Presentation

 

Computer simulation is a widely recognised method for modelling and understanding complex phenomena. In the last decades, a huge community of computational scientists has grown in different fields of research (i.e., in natural, social and computer sciences). Within such a community, scholars often share the same tools, methods, concepts. They sometimes devote their efforts to the challenge of understanding common issues about complexity. In doing so, these scholars are tracing the outline of a cross-disciplinary computational science. Such a progress, which is extensively emerging from many distributed efforts as a kind of collective effervescence, requires to be intensively matched with serious epistemological and methodological reflections. It is widely recognised that time has come to reflect upon epistemological and methodological pre-conditions and consequences of simulation as a research tool.

The first EPOS workshop, organised by Ulrich Frank and Klaus G. Troitzsch at the University of Koblenz in 2004, was a first attempt to bring together natural and social scientists, philosophers and computer scientists, to address such epistemological and methodological issues. Several subjects of discussion were intensively tackled at that time: the link between theory and models, the empirical validation of agent-based models in natural and social sciences, the relation between models and truth, the role of stylized facts, and so forth.

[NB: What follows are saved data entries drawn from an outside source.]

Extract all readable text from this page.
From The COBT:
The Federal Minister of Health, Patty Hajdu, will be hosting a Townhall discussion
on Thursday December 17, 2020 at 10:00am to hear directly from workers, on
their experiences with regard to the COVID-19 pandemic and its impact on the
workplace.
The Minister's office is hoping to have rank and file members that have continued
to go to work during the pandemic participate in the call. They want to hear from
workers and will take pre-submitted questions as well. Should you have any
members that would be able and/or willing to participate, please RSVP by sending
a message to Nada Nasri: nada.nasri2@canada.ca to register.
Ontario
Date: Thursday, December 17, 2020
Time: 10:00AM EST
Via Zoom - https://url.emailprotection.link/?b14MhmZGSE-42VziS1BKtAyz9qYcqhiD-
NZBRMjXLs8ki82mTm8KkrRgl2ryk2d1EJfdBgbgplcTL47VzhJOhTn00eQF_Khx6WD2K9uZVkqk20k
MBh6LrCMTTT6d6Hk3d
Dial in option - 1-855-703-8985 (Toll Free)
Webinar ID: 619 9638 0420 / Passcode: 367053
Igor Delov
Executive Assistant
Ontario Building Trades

The results of the first edition have been collected by Ulrich Frank and Klaus G. Troitzsch and published, after a further reviewing process, in a special issue on “Epistemological Perspectives on Simulation”, Journal of Artificial Societies and Social Simulation, vol. 8, no. 4, 2005.

This second edition of the workshop aims at reproducing the same positive and constructive atmosphere which permeated the first edition in Koblenz.